Hank Sanders: Sketches #1689 - The Second Amendment does not apply to Black folk

  The Second Amendment does not apply to Black folk. I knew that a long time ago. Alabama, where I live, is a strong Second Amendment state. It is an open-carry state. It has some of the most rigorous pro-gun laws in these United States. But I know that the Second Amendment does not apply to Black folk.

  I know that from current manifestations. I know that from recent history. I know that from the long history stretching way back beyond the founding of the country.

  I am convinced, and I stand to be corrected, that I cannot safely carry an open weapon in Alabama in spite of the law. I am a Black man who turned 77 last week. However, if I took a rifle or a pistol and walked into a Walmart or any other store, I would likely be shot. I don’t have to wave the gun or say anything; I just have to have it and for other people know it.

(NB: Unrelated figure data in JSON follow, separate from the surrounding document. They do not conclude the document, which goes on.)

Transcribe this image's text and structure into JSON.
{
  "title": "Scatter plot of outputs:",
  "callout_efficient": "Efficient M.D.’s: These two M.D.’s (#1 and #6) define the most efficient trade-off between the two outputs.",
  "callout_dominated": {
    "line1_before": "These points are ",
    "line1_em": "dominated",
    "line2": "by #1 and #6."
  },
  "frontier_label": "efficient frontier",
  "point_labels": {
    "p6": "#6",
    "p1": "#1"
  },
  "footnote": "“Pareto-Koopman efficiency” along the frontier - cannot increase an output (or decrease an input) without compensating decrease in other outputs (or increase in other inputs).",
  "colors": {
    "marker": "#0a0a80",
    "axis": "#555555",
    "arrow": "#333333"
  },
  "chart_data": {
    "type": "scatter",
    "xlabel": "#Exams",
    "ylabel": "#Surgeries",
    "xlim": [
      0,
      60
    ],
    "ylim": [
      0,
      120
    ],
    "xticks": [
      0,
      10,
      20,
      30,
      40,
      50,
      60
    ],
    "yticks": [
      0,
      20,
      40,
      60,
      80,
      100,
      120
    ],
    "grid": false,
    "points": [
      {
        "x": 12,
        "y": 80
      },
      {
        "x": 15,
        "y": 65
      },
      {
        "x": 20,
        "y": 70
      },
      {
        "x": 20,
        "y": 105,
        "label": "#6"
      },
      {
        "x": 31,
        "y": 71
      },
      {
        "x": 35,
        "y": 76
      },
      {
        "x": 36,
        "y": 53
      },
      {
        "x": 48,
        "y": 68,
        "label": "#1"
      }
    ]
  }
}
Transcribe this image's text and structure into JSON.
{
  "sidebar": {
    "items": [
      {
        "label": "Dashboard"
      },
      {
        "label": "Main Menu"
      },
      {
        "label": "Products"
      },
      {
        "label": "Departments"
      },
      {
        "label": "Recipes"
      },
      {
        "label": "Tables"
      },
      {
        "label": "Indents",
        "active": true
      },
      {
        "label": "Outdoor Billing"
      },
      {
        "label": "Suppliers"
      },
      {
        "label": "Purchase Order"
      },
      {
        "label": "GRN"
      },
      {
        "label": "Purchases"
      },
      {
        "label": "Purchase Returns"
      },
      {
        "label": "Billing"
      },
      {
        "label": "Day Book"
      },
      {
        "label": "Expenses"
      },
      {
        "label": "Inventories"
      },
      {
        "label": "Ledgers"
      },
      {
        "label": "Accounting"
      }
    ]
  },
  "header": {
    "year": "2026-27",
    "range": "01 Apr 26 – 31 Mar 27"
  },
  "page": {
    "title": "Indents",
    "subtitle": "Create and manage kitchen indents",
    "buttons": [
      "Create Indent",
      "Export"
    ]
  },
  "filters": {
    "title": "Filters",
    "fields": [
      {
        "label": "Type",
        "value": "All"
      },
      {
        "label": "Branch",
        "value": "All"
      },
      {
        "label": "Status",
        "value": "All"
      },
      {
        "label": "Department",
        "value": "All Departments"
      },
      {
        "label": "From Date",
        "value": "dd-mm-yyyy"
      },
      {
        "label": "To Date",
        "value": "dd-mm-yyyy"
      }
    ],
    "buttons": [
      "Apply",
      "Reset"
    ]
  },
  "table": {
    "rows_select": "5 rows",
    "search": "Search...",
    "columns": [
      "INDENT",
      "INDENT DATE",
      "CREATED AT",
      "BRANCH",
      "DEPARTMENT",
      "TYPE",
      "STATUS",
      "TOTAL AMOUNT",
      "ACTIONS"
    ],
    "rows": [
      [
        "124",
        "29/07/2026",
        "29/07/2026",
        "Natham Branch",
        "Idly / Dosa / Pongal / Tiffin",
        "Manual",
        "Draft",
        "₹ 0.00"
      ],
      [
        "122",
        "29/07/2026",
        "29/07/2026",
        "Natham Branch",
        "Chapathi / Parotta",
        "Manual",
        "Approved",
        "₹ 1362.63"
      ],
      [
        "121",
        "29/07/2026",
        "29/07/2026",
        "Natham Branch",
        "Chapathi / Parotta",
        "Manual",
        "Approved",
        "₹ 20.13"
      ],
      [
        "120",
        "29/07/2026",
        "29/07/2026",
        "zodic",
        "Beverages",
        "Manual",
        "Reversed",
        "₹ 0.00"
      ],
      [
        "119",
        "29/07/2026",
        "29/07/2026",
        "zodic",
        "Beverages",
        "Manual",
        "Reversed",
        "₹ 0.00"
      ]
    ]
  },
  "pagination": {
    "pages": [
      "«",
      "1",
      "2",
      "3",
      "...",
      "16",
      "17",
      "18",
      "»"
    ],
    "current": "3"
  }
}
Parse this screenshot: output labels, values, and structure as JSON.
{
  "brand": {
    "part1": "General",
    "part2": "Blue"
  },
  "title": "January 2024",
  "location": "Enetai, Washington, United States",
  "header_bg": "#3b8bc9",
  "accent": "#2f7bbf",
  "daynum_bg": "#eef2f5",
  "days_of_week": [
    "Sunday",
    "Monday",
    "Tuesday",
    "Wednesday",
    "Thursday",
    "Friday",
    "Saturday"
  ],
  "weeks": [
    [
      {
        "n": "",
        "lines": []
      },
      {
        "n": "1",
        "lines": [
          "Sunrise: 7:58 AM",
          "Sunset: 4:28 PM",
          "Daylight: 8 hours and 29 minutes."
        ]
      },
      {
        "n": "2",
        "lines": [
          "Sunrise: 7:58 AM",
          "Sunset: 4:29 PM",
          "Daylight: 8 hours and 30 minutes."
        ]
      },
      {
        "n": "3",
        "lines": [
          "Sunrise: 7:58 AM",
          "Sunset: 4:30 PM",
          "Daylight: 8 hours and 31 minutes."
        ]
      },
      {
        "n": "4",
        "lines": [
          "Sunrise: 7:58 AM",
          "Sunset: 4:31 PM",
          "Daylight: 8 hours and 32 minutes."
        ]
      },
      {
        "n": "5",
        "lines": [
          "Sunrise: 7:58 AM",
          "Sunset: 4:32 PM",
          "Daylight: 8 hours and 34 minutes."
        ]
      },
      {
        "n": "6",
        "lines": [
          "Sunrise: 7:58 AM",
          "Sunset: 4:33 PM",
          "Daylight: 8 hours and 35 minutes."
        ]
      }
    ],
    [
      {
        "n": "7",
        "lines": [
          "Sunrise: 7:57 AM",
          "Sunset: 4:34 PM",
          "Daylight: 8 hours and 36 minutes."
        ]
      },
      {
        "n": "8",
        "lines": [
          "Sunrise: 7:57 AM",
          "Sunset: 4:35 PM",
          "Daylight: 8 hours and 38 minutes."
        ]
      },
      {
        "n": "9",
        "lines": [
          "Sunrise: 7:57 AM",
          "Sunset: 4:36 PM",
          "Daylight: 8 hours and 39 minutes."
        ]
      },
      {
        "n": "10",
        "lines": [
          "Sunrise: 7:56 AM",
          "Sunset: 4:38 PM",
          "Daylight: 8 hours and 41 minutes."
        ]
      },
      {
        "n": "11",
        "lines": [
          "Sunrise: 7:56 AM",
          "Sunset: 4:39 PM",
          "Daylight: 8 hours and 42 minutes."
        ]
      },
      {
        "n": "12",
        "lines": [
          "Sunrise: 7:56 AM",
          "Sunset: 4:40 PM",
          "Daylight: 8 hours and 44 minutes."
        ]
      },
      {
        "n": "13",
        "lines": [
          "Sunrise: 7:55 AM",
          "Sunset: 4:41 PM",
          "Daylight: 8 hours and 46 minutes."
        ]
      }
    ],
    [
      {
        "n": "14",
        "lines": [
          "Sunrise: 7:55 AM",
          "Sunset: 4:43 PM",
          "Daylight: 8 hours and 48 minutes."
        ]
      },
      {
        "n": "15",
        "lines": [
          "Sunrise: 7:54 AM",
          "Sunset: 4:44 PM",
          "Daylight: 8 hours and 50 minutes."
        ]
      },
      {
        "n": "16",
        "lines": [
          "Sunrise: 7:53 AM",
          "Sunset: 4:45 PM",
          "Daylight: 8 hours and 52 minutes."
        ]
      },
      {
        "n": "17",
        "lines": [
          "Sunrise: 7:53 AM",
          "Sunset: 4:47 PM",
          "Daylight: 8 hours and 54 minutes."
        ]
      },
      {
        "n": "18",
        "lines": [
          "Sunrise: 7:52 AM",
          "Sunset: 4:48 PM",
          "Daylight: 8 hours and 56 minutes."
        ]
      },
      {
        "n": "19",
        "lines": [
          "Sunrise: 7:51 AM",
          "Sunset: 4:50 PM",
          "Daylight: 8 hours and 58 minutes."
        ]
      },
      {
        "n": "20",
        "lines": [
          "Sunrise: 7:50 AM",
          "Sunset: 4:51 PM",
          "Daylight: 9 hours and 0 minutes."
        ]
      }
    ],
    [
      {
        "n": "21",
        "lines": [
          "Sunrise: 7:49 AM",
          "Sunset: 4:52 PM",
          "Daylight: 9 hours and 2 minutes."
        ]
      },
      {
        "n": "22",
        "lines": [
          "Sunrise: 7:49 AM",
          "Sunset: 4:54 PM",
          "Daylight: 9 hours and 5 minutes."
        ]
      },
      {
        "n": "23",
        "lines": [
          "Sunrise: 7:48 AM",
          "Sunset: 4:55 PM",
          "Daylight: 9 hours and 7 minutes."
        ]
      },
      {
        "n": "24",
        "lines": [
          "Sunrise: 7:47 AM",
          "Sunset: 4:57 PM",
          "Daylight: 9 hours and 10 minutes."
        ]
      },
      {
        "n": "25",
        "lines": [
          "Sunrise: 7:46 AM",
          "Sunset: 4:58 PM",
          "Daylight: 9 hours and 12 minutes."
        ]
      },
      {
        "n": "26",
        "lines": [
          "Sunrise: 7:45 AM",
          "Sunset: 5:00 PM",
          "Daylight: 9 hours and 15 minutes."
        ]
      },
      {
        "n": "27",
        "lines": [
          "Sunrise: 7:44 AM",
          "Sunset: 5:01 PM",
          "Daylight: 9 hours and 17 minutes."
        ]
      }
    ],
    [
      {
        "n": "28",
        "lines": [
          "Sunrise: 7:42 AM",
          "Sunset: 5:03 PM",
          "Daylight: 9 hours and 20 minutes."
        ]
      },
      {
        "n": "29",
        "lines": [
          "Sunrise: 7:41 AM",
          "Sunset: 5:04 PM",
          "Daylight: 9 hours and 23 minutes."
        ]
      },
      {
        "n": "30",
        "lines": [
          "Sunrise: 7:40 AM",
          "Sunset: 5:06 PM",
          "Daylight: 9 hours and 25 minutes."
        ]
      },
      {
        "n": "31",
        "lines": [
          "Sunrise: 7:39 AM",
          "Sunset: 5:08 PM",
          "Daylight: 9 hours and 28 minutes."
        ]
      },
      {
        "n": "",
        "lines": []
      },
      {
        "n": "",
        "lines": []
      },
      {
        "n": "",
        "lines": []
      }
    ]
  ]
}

  Just in the last year or so, a Black man in a store near Birmingham, Ala. was present when a shooting occurred. He was not involved, but law enforcement shot him down just because he had a gun. The idea of a Black man with a gun is enough for other people to shoot and kill.

  In 2016, Philando Castile was in his car. A policeman stopped him. His pistol was in the car and he had a permit to carry it as a concealed weapon. He informed the officer that he was licensed to carry a gun. The police officer did not see the gun, but he pulled his gun and shot him dead. The Second Amendment does not apply to me and other Black people.

  Tamir Rice was just 12 years old. He had a toy gun in a park in Cleveland, Ohio. He was talking on a cell phone while looking at a BB gun, and a police officer shot him to death. An officer came on the scene and shot him dead seconds after arriving. He was a child, but more importantly, he was Black and male.

  In 2014, 22-year-old John Crawford III was in a Walmart in Beavercreek, Ohio. He was talking on a cell phone while looking at a BB gun, and a police officer shot him to death.

  There are so many other examples, but this did not begin recently. When Virginia was a colony, long before the Declaration of Independence, laws were passed prohibiting Black people - not just an enslaved Black person - from having a gun. This was in 1640, more than one hundred years before the Second Amendment came into existence. I think it was the Colony of Virginia that actually required every white male to own a gun but prohibited every Black person from owning a gun. The Second Amendment does not apply to me and other Black people.

  In the famous Dred Scott case, Chief Justice Toney argued that Black people, whether slave or free, could not be citizens. Part of his argument was based on the fear of Black people potentially bearing arms. One of the arguments against Black people serving in the army during the Civil War was that they would be armed. When the situation became desperate, Black people were allowed to serve in the army and carry arms. The Second Amendment does not apply to me and other Black people.

  After Black people had served in the army during the Civil War and helped to win the war, a number of former confederate states passed laws prohibiting Black people from owning guns. Alabama led the way with a law passed in 1866, less than a year after the end of the Civil War.

  I used to keep a pistol in my car back in the seventies and eighties. I eventually realized that I was reducing my safety, rather than increasing my safety, by carrying a gun. I ceased to carry a gun. In the spirit of full disclosure, I must also say that having children played a role in that decision as well.

  California was an open carry state in the late sixties. Some Black Panthers, in protest of law enforcement shootings, decided to utilize the open carry provision. They showed up at the state capitol in Sacramento with guns out in the open pursuant to California’s law. The law was changed forthwith. The Second Amendment does not apply to me and other Black people.

EPILOGUE – Laws are powerful. However, in the face of powerful prejudice, laws can be impotent. The Second Amendment is one such example.